Here are more obsolete statutes that could and should be removed by the legislature. The list, prepared by myself and David Kopel, was presented to the legislature by the Independence Institute early this year and could be offered in House State Affairs committee.
l. Neither race nor sex should disqualify anyone from a license to practice law. That remains true even if CRS 12-5-102, originally enacted in 1897, is repealed. Today, NO Colorado licensing law includes such language because other state and federal statutes prohibit such discrimination.
2. In the 19th century, Denver was part of Arapahoe County. When Denver became a separate county a 1901 statute, CRS 30-11-202, allowed references to "Arapahoe County" or "Denver" to be applicable to each other if "nothing in the context...make them inapplicable". It is time to repeal.

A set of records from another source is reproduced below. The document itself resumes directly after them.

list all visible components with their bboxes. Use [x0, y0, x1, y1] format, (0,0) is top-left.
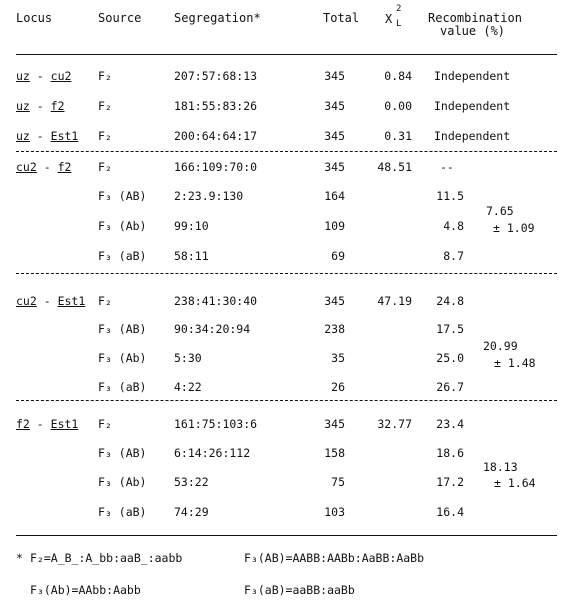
footnote-f2: F₂=A_B_:A_bb:aaB_:aabb	[30, 551, 183, 565]
recombination-cell: --	[440, 160, 454, 174]
footer-rule	[16, 535, 557, 536]
locus-separator: -	[29, 417, 51, 431]
locus-separator: -	[29, 69, 51, 83]
total-cell: 103	[324, 505, 345, 519]
total-cell: 69	[331, 249, 345, 263]
source-cell: F₃ (AB)	[98, 446, 147, 460]
locus-pair	[16, 160, 71, 174]
locus-name: cu2	[16, 294, 37, 308]
locus-name: f2	[16, 417, 30, 431]
segregation-cell: 5:30	[174, 351, 202, 365]
total-cell: 35	[331, 351, 345, 365]
total-cell: 158	[324, 446, 345, 460]
locus-name: f2	[50, 99, 65, 113]
source-cell: F₂	[98, 160, 112, 174]
locus-name: uz	[16, 69, 30, 83]
source-cell: F₃ (aB)	[98, 380, 147, 394]
recombination-cell: Independent	[434, 69, 511, 83]
segregation-cell: 200:64:64:17	[174, 129, 258, 143]
combined-value-cu2-f2: 7.65	[486, 204, 514, 218]
locus-name: uz	[16, 99, 30, 113]
locus-name: Est1	[50, 417, 79, 431]
recombination-cell: 24.8	[436, 294, 464, 308]
chi-square-cell: 48.51	[377, 160, 412, 174]
recombination-cell: 17.2	[436, 475, 464, 489]
locus-separator: -	[29, 129, 51, 143]
chi-superscript: 2	[396, 4, 402, 14]
locus-separator: -	[29, 99, 51, 113]
source-cell: F₃ (Ab)	[98, 219, 147, 233]
segregation-cell: 161:75:103:6	[174, 417, 258, 431]
recombination-cell: 25.0	[436, 351, 464, 365]
recombination-cell: 4.8	[443, 219, 464, 233]
source-cell: F₂	[98, 69, 112, 83]
segregation-cell: 207:57:68:13	[174, 69, 258, 83]
combined-error-cu2-est1: ± 1.48	[494, 356, 536, 370]
total-cell: 345	[324, 417, 345, 431]
header-recombination-unit: value (%)	[440, 24, 506, 38]
header-locus: Locus	[16, 11, 53, 25]
locus-pair	[16, 129, 78, 143]
total-cell: 109	[324, 219, 345, 233]
source-cell: F₂	[98, 129, 112, 143]
total-cell: 345	[324, 160, 345, 174]
group-separator	[16, 151, 557, 152]
locus-separator: -	[36, 160, 58, 174]
header-total: Total	[323, 11, 360, 25]
locus-name: uz	[16, 129, 30, 143]
recombination-cell: 11.5	[436, 189, 464, 203]
locus-name: f2	[57, 160, 72, 174]
header-segregation: Segregation*	[174, 11, 261, 25]
locus-name: Est1	[50, 129, 79, 143]
locus-name: Est1	[57, 294, 86, 308]
chi-square-cell: 0.00	[384, 99, 412, 113]
locus-name: cu2	[16, 160, 37, 174]
segregation-cell: 238:41:30:40	[174, 294, 258, 308]
combined-error-f2-est1: ± 1.64	[494, 476, 536, 490]
segregation-cell: 58:11	[174, 249, 209, 263]
chi-square-cell: 32.77	[377, 417, 412, 431]
group-separator	[16, 400, 557, 401]
footnote-star: *	[16, 551, 23, 565]
chi-square-cell: 47.19	[377, 294, 412, 308]
locus-pair	[16, 69, 71, 83]
segregation-cell: 166:109:70:0	[174, 160, 258, 174]
source-cell: F₃ (AB)	[98, 322, 147, 336]
locus-pair	[16, 99, 65, 113]
header-chi-square	[385, 12, 392, 26]
footnote-f3-ab: F₃(AB)=AABB:AABb:AaBB:AaBb	[244, 551, 425, 565]
locus-pair	[16, 294, 85, 308]
source-cell: F₃ (aB)	[98, 249, 147, 263]
recombination-cell: 17.5	[436, 322, 464, 336]
chi-x: X	[385, 12, 393, 26]
segregation-cell: 4:22	[174, 380, 202, 394]
footnote-f3-aB: F₃(aB)=aaBB:aaBb	[244, 583, 355, 597]
recombination-cell: 16.4	[436, 505, 464, 519]
segregation-cell: 2:23.9:130	[174, 189, 244, 203]
segregation-cell: 181:55:83:26	[174, 99, 258, 113]
segregation-cell: 90:34:20:94	[174, 322, 251, 336]
source-cell: F₂	[98, 294, 112, 308]
recombination-cell: 26.7	[436, 380, 464, 394]
source-cell: F₂	[98, 99, 112, 113]
total-cell: 75	[331, 475, 345, 489]
recombination-cell: Independent	[434, 99, 511, 113]
locus-name: cu2	[50, 69, 72, 83]
chi-square-cell: 0.31	[384, 129, 412, 143]
recombination-cell: 8.7	[443, 249, 464, 263]
segregation-cell: 99:10	[174, 219, 209, 233]
total-cell: 345	[324, 69, 345, 83]
source-cell: F₃ (AB)	[98, 189, 147, 203]
chi-square-cell: 0.84	[384, 69, 412, 83]
total-cell: 164	[324, 189, 345, 203]
source-cell: F₂	[98, 417, 112, 431]
recombination-cell: 18.6	[436, 446, 464, 460]
segregation-cell: 74:29	[174, 505, 209, 519]
recombination-cell: 23.4	[436, 417, 464, 431]
total-cell: 238	[324, 322, 345, 336]
source-cell: F₃ (Ab)	[98, 351, 147, 365]
chi-subscript: L	[396, 19, 402, 29]
segregation-cell: 6:14:26:112	[174, 446, 251, 460]
recombination-cell: Independent	[434, 129, 511, 143]
total-cell: 26	[331, 380, 345, 394]
group-separator	[16, 273, 557, 274]
header-rule	[16, 54, 557, 55]
segregation-cell: 53:22	[174, 475, 209, 489]
combined-error-cu2-f2: ± 1.09	[493, 221, 535, 235]
source-cell: F₃ (Ab)	[98, 475, 147, 489]
combined-value-cu2-est1: 20.99	[483, 339, 518, 353]
header-source: Source	[98, 11, 142, 25]
source-cell: F₃ (aB)	[98, 505, 147, 519]
combined-value-f2-est1: 18.13	[483, 460, 518, 474]
total-cell: 345	[324, 294, 345, 308]
header-recombination: Recombination	[428, 11, 522, 25]
footnote-f3-Ab: F₃(Ab)=AAbb:Aabb	[30, 583, 141, 597]
locus-pair	[16, 417, 78, 431]
locus-separator: -	[36, 294, 58, 308]
total-cell: 345	[324, 129, 345, 143]
total-cell: 345	[324, 99, 345, 113]
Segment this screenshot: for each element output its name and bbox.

3. Readers my age might remember when mom or pop, exasperated over some financial event, said you were "going to drive them into the poorhouse." There are no poorhouses presently in existence but this 19th century law, presently CRS 30-17-106, still lets commissioners in each county establish them. Take it off the books.
4. Article 51 of Title 12 REQUIRES county commissioners to license anyone selling, vending, or retailing at private sale, or public auction any goods, wares or merchandise except persons "selling produce, provisions, or mining tools." The "mining tools" listing gives you a flavor for the statute's age (1877 and amended in 1887). Specifically included are theatres, circuses and shows where admissions are charged.
If you repeal Article 51, county commissioners can decide what needs to be licensed and what fee should be charged.
5. CRS 30-10-604 and 30-10-505 are in conflict. One should be repealed to determine who runs the show when the sheriff's office is vacant. If you pick 30-10-604, the county coroner is the sheriff. If you pick 30-10-505, the undersheriff executes the office.
6. CRS 29-4-401 allows cities and towns to create veterans' housing authorities. But sections 402 and 403 were written to provide preferences to veterans of World War II, the youngest of who would now be 69. Colorado did honor its WWII veterans, and these two sections are now obsolete.
7. Sometimes minutiae dealing with allocations of state funds has to be added to our statutes, but when the funding and the dates have long past, it is time to remove the wording. Repeal CRS 24-75-211 and 214.
8. According to CRS 8-2-120, governments cannot determine where public employees live. But the Colorado Supreme Court declared this statute unconstitutional in 1990, and it should be repealed.
9. Ninety-nine years ago, when Article 10 of Title 6 was passed, assignments through a state court process may have been a smart way to disburse assets of an insolvent debtor to creditors. But since Colorado state courts cannot discharge the debtor (that's the role of the federal bankruptcy court) the statute has no real use. Its quaintness is shown in giving priority to wages earned within the past six months of less than $50.
10. The grasshopper infestation of 1965 is over. The last sentence of CRS 24-32-2111 (6) is no longer needed.